I've tried this using IO::Uncompress::Gunzip and IO::Compress::Gzip (since Compress::Zlib recommends using them) to accomplish this. See the test case I've included, which takes a gzip file and tries to emulate this behaviour by splitting it in two chunks, modifies the first chunk and tries gluing them back together again.

This doesn't work, as it the second chunk is considered trailing junk. Is it possible to do what I'm trying?

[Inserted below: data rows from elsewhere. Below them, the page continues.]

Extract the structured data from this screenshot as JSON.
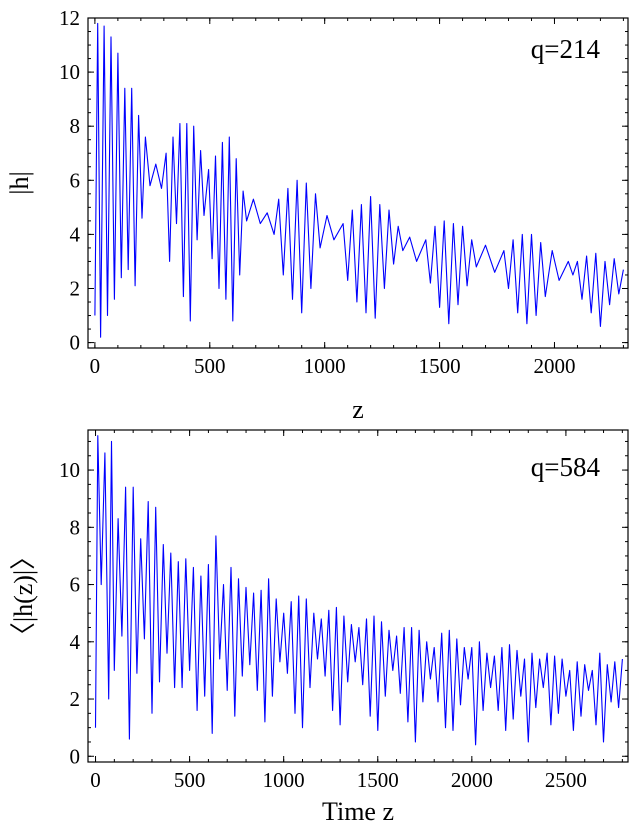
{
  "chart_data": [
    {
      "type": "line",
      "annotation": "q=214",
      "xlabel": "z",
      "ylabel": "|h|",
      "xlim": [
        -30,
        2320
      ],
      "ylim": [
        -0.2,
        12
      ],
      "xticks": [
        0,
        500,
        1000,
        1500,
        2000
      ],
      "yticks": [
        0,
        2,
        4,
        6,
        8,
        10,
        12
      ],
      "grid": false,
      "legend": "none",
      "color": "#0000ff",
      "series": [
        {
          "x": [
            0,
            12,
            25,
            40,
            55,
            70,
            85,
            100,
            115,
            130,
            145,
            160,
            175,
            190,
            205,
            220,
            240,
            265,
            290,
            310,
            325,
            340,
            355,
            370,
            385,
            400,
            415,
            430,
            445,
            460,
            475,
            495,
            510,
            525,
            540,
            555,
            570,
            585,
            600,
            615,
            630,
            645,
            660,
            690,
            720,
            750,
            780,
            800,
            820,
            840,
            860,
            880,
            900,
            920,
            940,
            960,
            980,
            1010,
            1040,
            1080,
            1100,
            1120,
            1140,
            1160,
            1180,
            1200,
            1220,
            1240,
            1260,
            1280,
            1300,
            1320,
            1340,
            1370,
            1400,
            1440,
            1460,
            1480,
            1500,
            1520,
            1540,
            1560,
            1580,
            1600,
            1620,
            1640,
            1660,
            1700,
            1740,
            1780,
            1800,
            1820,
            1840,
            1860,
            1880,
            1900,
            1920,
            1940,
            1960,
            1990,
            2020,
            2060,
            2080,
            2100,
            2120,
            2140,
            2160,
            2180,
            2200,
            2220,
            2240,
            2260,
            2280,
            2300
          ],
          "y": [
            1.0,
            11.8,
            0.2,
            11.7,
            1.0,
            11.3,
            1.6,
            10.7,
            2.4,
            9.4,
            2.7,
            9.4,
            2.1,
            8.4,
            4.6,
            7.6,
            5.8,
            6.6,
            5.7,
            7.0,
            3.0,
            7.6,
            4.4,
            8.1,
            1.7,
            8.1,
            0.8,
            8.0,
            3.8,
            7.1,
            4.7,
            6.4,
            3.1,
            6.9,
            2.0,
            7.4,
            1.6,
            7.6,
            0.8,
            6.8,
            2.5,
            5.6,
            4.5,
            5.3,
            4.4,
            4.8,
            4.0,
            5.3,
            2.5,
            5.7,
            1.6,
            6.0,
            1.1,
            5.9,
            2.0,
            5.5,
            3.5,
            4.7,
            3.8,
            4.4,
            2.3,
            4.9,
            1.5,
            5.1,
            1.1,
            5.4,
            0.9,
            5.1,
            2.0,
            4.9,
            2.9,
            4.3,
            3.4,
            3.9,
            3.0,
            3.8,
            2.2,
            4.3,
            1.3,
            4.5,
            0.7,
            4.4,
            1.4,
            4.3,
            2.1,
            3.8,
            2.8,
            3.6,
            2.6,
            3.4,
            2.0,
            3.8,
            1.1,
            4.0,
            0.7,
            4.0,
            1.0,
            3.7,
            1.7,
            3.4,
            2.3,
            3.0,
            2.5,
            3.0,
            1.6,
            3.2,
            1.1,
            3.3,
            0.6,
            3.0,
            1.4,
            3.1,
            1.8,
            2.7
          ]
        }
      ]
    },
    {
      "type": "line",
      "annotation": "q=584",
      "xlabel": "Time z",
      "ylabel": "〈|h(z)|〉",
      "xlim": [
        -40,
        2830
      ],
      "ylim": [
        -0.2,
        11.4
      ],
      "xticks": [
        0,
        500,
        1000,
        1500,
        2000,
        2500
      ],
      "yticks": [
        0,
        2,
        4,
        6,
        8,
        10
      ],
      "grid": false,
      "legend": "none",
      "color": "#0000ff",
      "series": [
        {
          "x": [
            0,
            12,
            30,
            50,
            70,
            85,
            100,
            120,
            140,
            160,
            180,
            200,
            220,
            240,
            260,
            280,
            300,
            320,
            340,
            360,
            380,
            400,
            420,
            440,
            460,
            480,
            500,
            520,
            540,
            560,
            580,
            600,
            620,
            640,
            660,
            680,
            700,
            720,
            740,
            760,
            780,
            800,
            820,
            840,
            860,
            880,
            900,
            920,
            940,
            960,
            980,
            1000,
            1020,
            1040,
            1060,
            1080,
            1100,
            1120,
            1140,
            1160,
            1180,
            1200,
            1220,
            1240,
            1260,
            1280,
            1300,
            1320,
            1340,
            1360,
            1380,
            1400,
            1420,
            1440,
            1460,
            1480,
            1500,
            1520,
            1540,
            1560,
            1580,
            1600,
            1620,
            1640,
            1660,
            1680,
            1700,
            1720,
            1740,
            1760,
            1780,
            1800,
            1820,
            1840,
            1860,
            1880,
            1900,
            1920,
            1940,
            1960,
            1980,
            2000,
            2020,
            2040,
            2060,
            2080,
            2100,
            2120,
            2140,
            2160,
            2180,
            2200,
            2220,
            2240,
            2260,
            2280,
            2300,
            2320,
            2340,
            2360,
            2380,
            2400,
            2420,
            2440,
            2460,
            2480,
            2500,
            2520,
            2540,
            2560,
            2580,
            2600,
            2620,
            2640,
            2660,
            2680,
            2700,
            2720,
            2740,
            2760,
            2780,
            2800
          ],
          "y": [
            1.0,
            11.2,
            6.0,
            10.6,
            2.0,
            11.0,
            3.0,
            8.3,
            4.2,
            9.4,
            0.6,
            9.4,
            2.9,
            7.6,
            4.1,
            8.9,
            1.5,
            8.7,
            2.6,
            7.4,
            3.6,
            7.1,
            2.4,
            6.8,
            2.4,
            6.9,
            3.0,
            6.6,
            1.6,
            6.3,
            2.1,
            6.7,
            0.8,
            7.7,
            3.4,
            6.0,
            2.3,
            6.6,
            1.4,
            6.2,
            2.8,
            5.9,
            3.2,
            5.7,
            2.3,
            5.8,
            1.2,
            6.2,
            2.1,
            5.5,
            3.3,
            5.0,
            2.9,
            5.4,
            1.5,
            5.6,
            1.0,
            5.5,
            2.4,
            5.0,
            3.4,
            4.8,
            2.8,
            5.1,
            1.6,
            5.2,
            1.1,
            4.9,
            2.6,
            4.6,
            3.3,
            4.5,
            2.5,
            4.8,
            1.4,
            4.9,
            0.9,
            4.7,
            2.1,
            4.4,
            3.0,
            4.2,
            2.2,
            4.5,
            1.2,
            4.5,
            0.5,
            4.4,
            1.9,
            4.0,
            2.7,
            3.8,
            1.9,
            4.3,
            1.0,
            4.4,
            0.9,
            4.1,
            1.8,
            3.8,
            2.7,
            3.8,
            0.4,
            4.0,
            1.6,
            3.6,
            2.4,
            3.5,
            1.6,
            3.8,
            0.9,
            3.9,
            1.3,
            3.7,
            2.1,
            3.4,
            0.5,
            3.6,
            1.7,
            3.4,
            2.4,
            3.6,
            1.1,
            3.5,
            1.5,
            3.4,
            2.1,
            3.0,
            0.9,
            3.3,
            1.4,
            3.2,
            2.3,
            3.0,
            1.1,
            3.6,
            0.5,
            3.2,
            1.9,
            3.3,
            1.7,
            3.4
          ]
        }
      ]
    }
  ]
}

use IO::Uncompress::Gunzip; use IO::Compress::Gzip; my $gzfile = shift; open my $fh, $gzfile or die "$gzfile: $!\n"; my $buf = do { local $/; <$fh> }; my ($p1, $p2) = unpack("a4096a*", $buf); my $ugz = IO::Uncompress::Gunzip->new(\$p1); $ugz->read(my $gbuf); $ugz->close; $gbuf =~ s/.*?(?=^[^%\n])//ms; my $cgz = IO::Compress::Gzip->new(\ my $z, -Level => 9); $cgz->syswrite($gbuf); $cgz->close; syswrite STDOUT, $z; syswrite STDOUT, $p2;

Replies are listed 'Best First'.
Re: Can I modify a single chunk of a gzip stream?
by Corion (Patriarch) on Aug 12, 2007 at 20:50 UTC

    According to the gzip algorithm, which you should read, compression is done by storing pointers of reoccurring strings back to where they first occurred, using a 32k bytes window. So, basically, it will be unlikely that you will be able to cut out anything from the stream without having to reencode the whole remainder of the stream.

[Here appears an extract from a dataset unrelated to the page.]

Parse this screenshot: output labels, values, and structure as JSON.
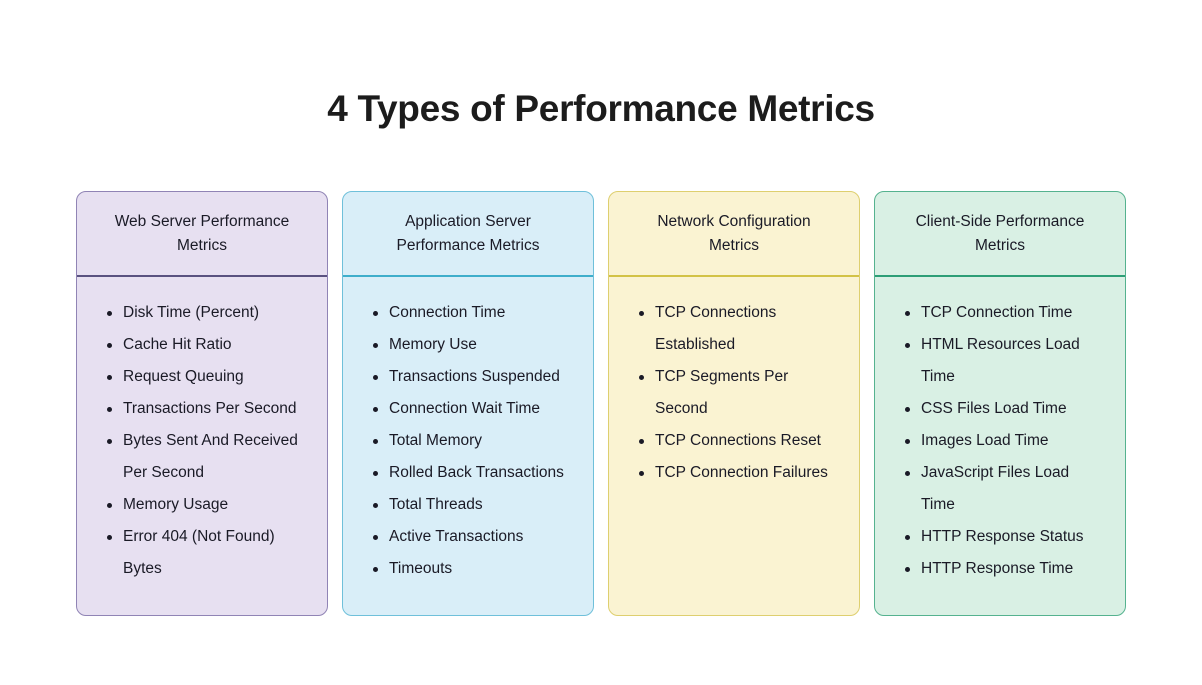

    Another problem will be the Huffman-encoded dictionary of literals which will also vary when you cut out stuff from the start of the file.

Re: Can I modify a single chunk of a gzip stream?
by graff (Chancellor) on Aug 12, 2007 at 20:46 UTC
    I'm not sure this will help, but if you have a situation where you are dealing with input and output file handles, and the corresponding "files" are both supposed to be gzip compressed, you probably want to try PerlIO::gzip -- it sets up (un)compression as a PerlIO layer:
    use PerlIO::gzip; open my $fh, "<:gzip", $gzfile or die "$gzfile: $!\n"; binmode STDOUT, ":gzip"; while(<$fh>) { # do stuff print; }
    (worked for me on a simple task)

    UPDATE: (2010-10-18) It seems that PerlIO::gzip should be viewed as superseded by PerlIO::via:gzip. (see PerlIO::gzip or PerlIO::via::gzip).

Re: Can I modify a single chunk of a gzip stream?
by Raster Burn (Beadle) on Aug 13, 2007 at 15:35 UTC

    I think this would be easier if you just did this with the shell and pipes:

    curl ... | gunzip -c | sed -e script | gzip -c

    You can also s/sed/perl/ :)